Re: [PATCH] regulator: simplify locking

From: Dmitry Osipenko
Date: Mon Aug 10 2020 - 01:22:30 EST


10.08.2020 03:59, Michał Mirosław пишет:
> On Mon, Aug 10, 2020 at 03:21:47AM +0300, Dmitry Osipenko wrote:
>> 10.08.2020 01:30, Michał Mirosław пишет:
>>> On Mon, Aug 10, 2020 at 12:40:04AM +0300, Dmitry Osipenko wrote:
>>>> 10.08.2020 00:16, Michał Mirosław пишет:
>>>>> Simplify regulator locking by removing locking around locking. rdev->ref
>>>>> is now accessed only when the lock is taken.

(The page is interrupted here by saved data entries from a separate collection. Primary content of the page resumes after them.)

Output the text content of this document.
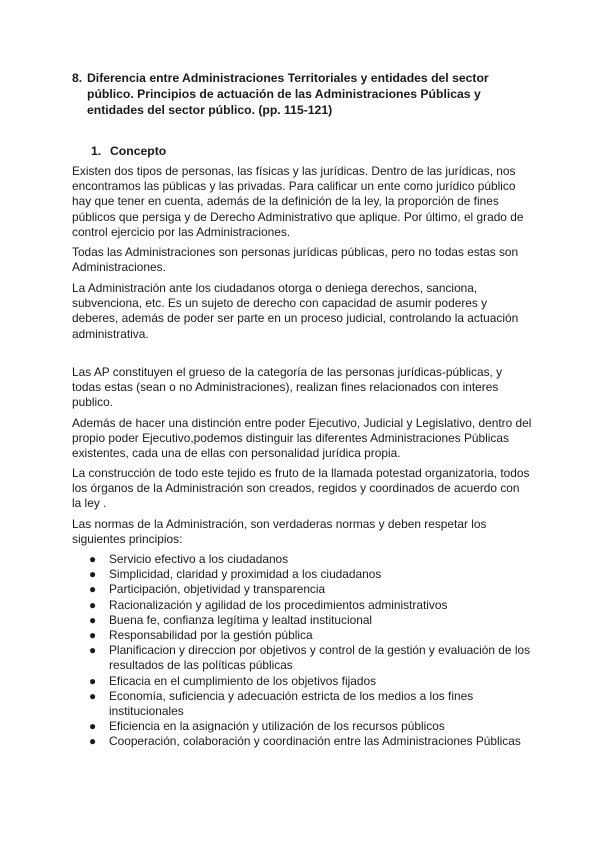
8. Diferencia entre Administraciones Territoriales y entidades del sector público. Principios de actuación de las Administraciones Públicas y entidades del sector público. (pp. 115-121)
1. Concepto
Existen dos tipos de personas, las físicas y las jurídicas. Dentro de las jurídicas, nos encontramos las públicas y las privadas. Para calificar un ente como jurídico público hay que tener en cuenta, además de la definición de la ley, la proporción de fines públicos que persiga y de Derecho Administrativo que aplique. Por último, el grado de control ejercicio por las Administraciones.
Todas las Administraciones son personas jurídicas públicas, pero no todas estas son Administraciones.
La Administración ante los ciudadanos otorga o deniega derechos, sanciona, subvenciona, etc. Es un sujeto de derecho con capacidad de asumir poderes y deberes, además de poder ser parte en un proceso judicial, controlando la actuación administrativa.
Las AP constituyen el grueso de la categoría de las personas jurídicas-públicas, y todas estas (sean o no Administraciones), realizan fines relacionados con interes publico.
Además de hacer una distinción entre poder Ejecutivo, Judicial y Legislativo, dentro del propio poder Ejecutivo,podemos distinguir las diferentes Administraciones Públicas existentes, cada una de ellas con personalidad jurídica propia.
La construcción de todo este tejido es fruto de la llamada potestad organizatoria, todos los órganos de la Administración son creados, regidos y coordinados de acuerdo con la ley .
Las normas de la Administración, son verdaderas normas y deben respetar los siguientes principios:
● Servicio efectivo a los ciudadanos
● Simplicidad, claridad y proximidad a los ciudadanos
● Participación, objetividad y transparencia
● Racionalización y agilidad de los procedimientos administrativos
● Buena fe, confianza legítima y lealtad institucional
● Responsabilidad por la gestión pública
● Planificacion y direccion por objetivos y control de la gestión y evaluación de los resultados de las políticas públicas
● Eficacia en el cumplimiento de los objetivos fijados
● Economía, suficiencia y adecuación estricta de los medios a los fines institucionales
● Eficiencia en la asignación y utilización de los recursos públicos
● Cooperación, colaboración y coordinación entre las Administraciones Públicas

The code still smells fishy,
>>>>> but now its obvious why.
>>>>>
>>>>> Fixes: f8702f9e4aa7 ("regulator: core: Use ww_mutex for regulators locking")
>>>>> Signed-off-by: Michał Mirosław <mirq-linux@xxxxxxxxxxxx>
>>>>> ---
>>>>> drivers/regulator/core.c | 37 ++++++--------------------------
>>>>> include/linux/regulator/driver.h | 1 -
>>>>> 2 files changed, 6 insertions(+), 32 deletions(-)
>>>>>
>>>>> diff --git a/drivers/regulator/core.c b/drivers/regulator/core.c
>>>>> index 9e18997777d3..b0662927487c 100644
>>>>> --- a/drivers/regulator/core.c
>>>>> +++ b/drivers/regulator/core.c
>>>>> @@ -45,7 +45,6 @@
>>>>> pr_debug("%s: " fmt, rdev_get_name(rdev), ##__VA_ARGS__)
>>>>>
>>>>> static DEFINE_WW_CLASS(regulator_ww_class);
>>>>> -static DEFINE_MUTEX(regulator_nesting_mutex);
>>>>> static DEFINE_MUTEX(regulator_list_mutex);
>>>>> static LIST_HEAD(regulator_map_list);
>>>>> static LIST_HEAD(regulator_ena_gpio_list);
>>>>> @@ -150,32 +149,13 @@ static bool regulator_ops_is_valid(struct regulator_dev *rdev, int ops)
>>>>> static inline int regulator_lock_nested(struct regulator_dev *rdev,
>>>>> struct ww_acquire_ctx *ww_ctx)
>>>>> {
>>>>> - bool lock = false;
>>>>> int ret = 0;
>>>>>
>>>>> - mutex_lock(&regulator_nesting_mutex);
>>>>> + if (ww_ctx || !mutex_trylock_recursive(&rdev->mutex.base))
>>>>
>>>> Have you seen comment to the mutex_trylock_recursive()?
>>>>
>>>> https://elixir.bootlin.com/linux/v5.8/source/include/linux/mutex.h#L205
>>>>
>>>> * This function should not be used, _ever_. It is purely for hysterical GEM
>>>> * raisins, and once those are gone this will be removed.
>>>>
>>>> I knew about this function and I don't think it's okay to use it, hence
>>>> this is why there is that "nesting_mutex" and "owner" checking.
>>>>
>>>> If you disagree, then perhaps you should make another patch to remove
>>>> the stale comment to trylock_recursive().
>>>
>>> I think that reimplementing the function just to not use it is not the
>>> right solution. The whole locking protocol is problematic and this patch
>>> just uncovers one side of it.
>>
>> It's not clear to me what is uncovered, the ref_cnt was always accessed
>> under lock. Could you please explain in a more details?
>>
>> Would be awesome if you could improve the code, but then you should
>> un-deprecate the trylock_recursive() before making use of it. Maybe
>> nobody will mind and it all will be good in the end.
>
> I'm not sure why the framework wants recursive locking? If only for the
> coupling case, then ww_mutex seems the right direction to replace it:
> while walking the graph it will detect entering the same node
> a second time. But this works only during the locking transaction (with
> ww_context != NULL). Allowing recursive regulator_lock() outside of it
> seems inviting trouble.

Yes, it's for the coupling case. Coupled regulators may have common
ancestors and then the whole sub-tree needs to be locked while operating
with a coupled regulator.

The nested locking usage is discouraged in general because it is a
source of bugs. I guess it should be possible to get rid of all nested
lockings in the regulator core and use a pure ww_mutex, but somebody
should dedicate time to work on it.